There's so much good stuff here, and I agree it's an important message for you t...

There's so much good stuff here, and I agree it's an important message for you to get across.

I think trying to convey these ideas through a quantitative benchmark result (particularly a benchmark which has a clear common interpretation that you're essentially redefining) risks 1) misleading readers, and 2) failing to convey the rich and detailed analysis you've included here in your HN comment.

I'd suggest you restrict your quantitative PubMedQA analysis to report previously published numbers for other models (so you're not in the role of having to defend choices that might cripple other models) or a very straightforward log probs analysis if no outside numbers are available (making it clear which numbers you've produced vs sourced externally). Then separately explain that many of the small models with high benchmark scores exhibit poor instruction following capabilities (which will not be a surprise for many readers, since these models aren't necessary tuned or evaluated for that), and you can make the point that some of them are so poor at instruction following that they're very hard to deploy in contexts that require instruction following; you could even demonstrate that they're only able to follow an instructions to "conclude answers with 'Final Answer: [ABCDE]'" on x% of questions, given a standard prompt that you've created and published. In other words, if it's clear that the problem is in instruction following, analyze that.

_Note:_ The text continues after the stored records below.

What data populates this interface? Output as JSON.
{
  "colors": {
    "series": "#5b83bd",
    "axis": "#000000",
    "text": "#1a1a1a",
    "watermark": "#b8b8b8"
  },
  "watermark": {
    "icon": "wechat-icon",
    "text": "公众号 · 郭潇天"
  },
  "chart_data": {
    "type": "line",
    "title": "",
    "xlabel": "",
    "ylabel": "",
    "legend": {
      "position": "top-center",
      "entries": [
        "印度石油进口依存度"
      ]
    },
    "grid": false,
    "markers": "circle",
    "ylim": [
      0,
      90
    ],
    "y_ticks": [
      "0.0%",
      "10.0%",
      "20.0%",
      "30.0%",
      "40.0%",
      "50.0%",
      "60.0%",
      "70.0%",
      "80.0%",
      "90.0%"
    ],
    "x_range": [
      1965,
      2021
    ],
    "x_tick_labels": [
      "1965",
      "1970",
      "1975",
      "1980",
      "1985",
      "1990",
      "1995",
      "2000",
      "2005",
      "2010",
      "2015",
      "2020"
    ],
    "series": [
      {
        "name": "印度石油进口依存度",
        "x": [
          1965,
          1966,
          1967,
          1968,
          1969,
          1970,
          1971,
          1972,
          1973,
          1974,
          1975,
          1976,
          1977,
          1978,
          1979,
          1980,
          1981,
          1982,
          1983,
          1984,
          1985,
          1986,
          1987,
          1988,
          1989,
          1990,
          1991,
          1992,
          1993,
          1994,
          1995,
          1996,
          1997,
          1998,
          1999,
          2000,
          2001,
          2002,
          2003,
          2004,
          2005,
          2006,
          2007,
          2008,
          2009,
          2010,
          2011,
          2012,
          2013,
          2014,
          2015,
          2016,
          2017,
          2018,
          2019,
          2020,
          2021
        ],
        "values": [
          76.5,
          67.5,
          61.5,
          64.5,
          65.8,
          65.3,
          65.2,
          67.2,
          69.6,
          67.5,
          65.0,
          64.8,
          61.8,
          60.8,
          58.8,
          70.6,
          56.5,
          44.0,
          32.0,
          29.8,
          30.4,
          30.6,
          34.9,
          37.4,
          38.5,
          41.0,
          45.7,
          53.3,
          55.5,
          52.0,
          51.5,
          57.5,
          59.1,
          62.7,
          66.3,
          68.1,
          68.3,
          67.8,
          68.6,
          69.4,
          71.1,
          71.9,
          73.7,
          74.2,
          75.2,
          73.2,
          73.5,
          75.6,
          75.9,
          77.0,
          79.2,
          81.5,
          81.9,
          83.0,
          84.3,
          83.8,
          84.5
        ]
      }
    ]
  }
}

(Not all abstraction pipelines leveraging an LLM need it to exhibit instruction following, and in your own case, I'm not sure you can claim that your model follows instructions well on the basis of its PubMedQA or abstraction performance, since you've fine tuned on prompt,answer pairs in both domains. You'd need a different baseline for comparison to really explore this claim.)

Then I'd suggest creating a detailed table of wrong/surprising stuff that frontier models don't understand about healthcare data, but which your model does understand. Categorize them, show examples in the table, and explain them in narrative much like you've done here.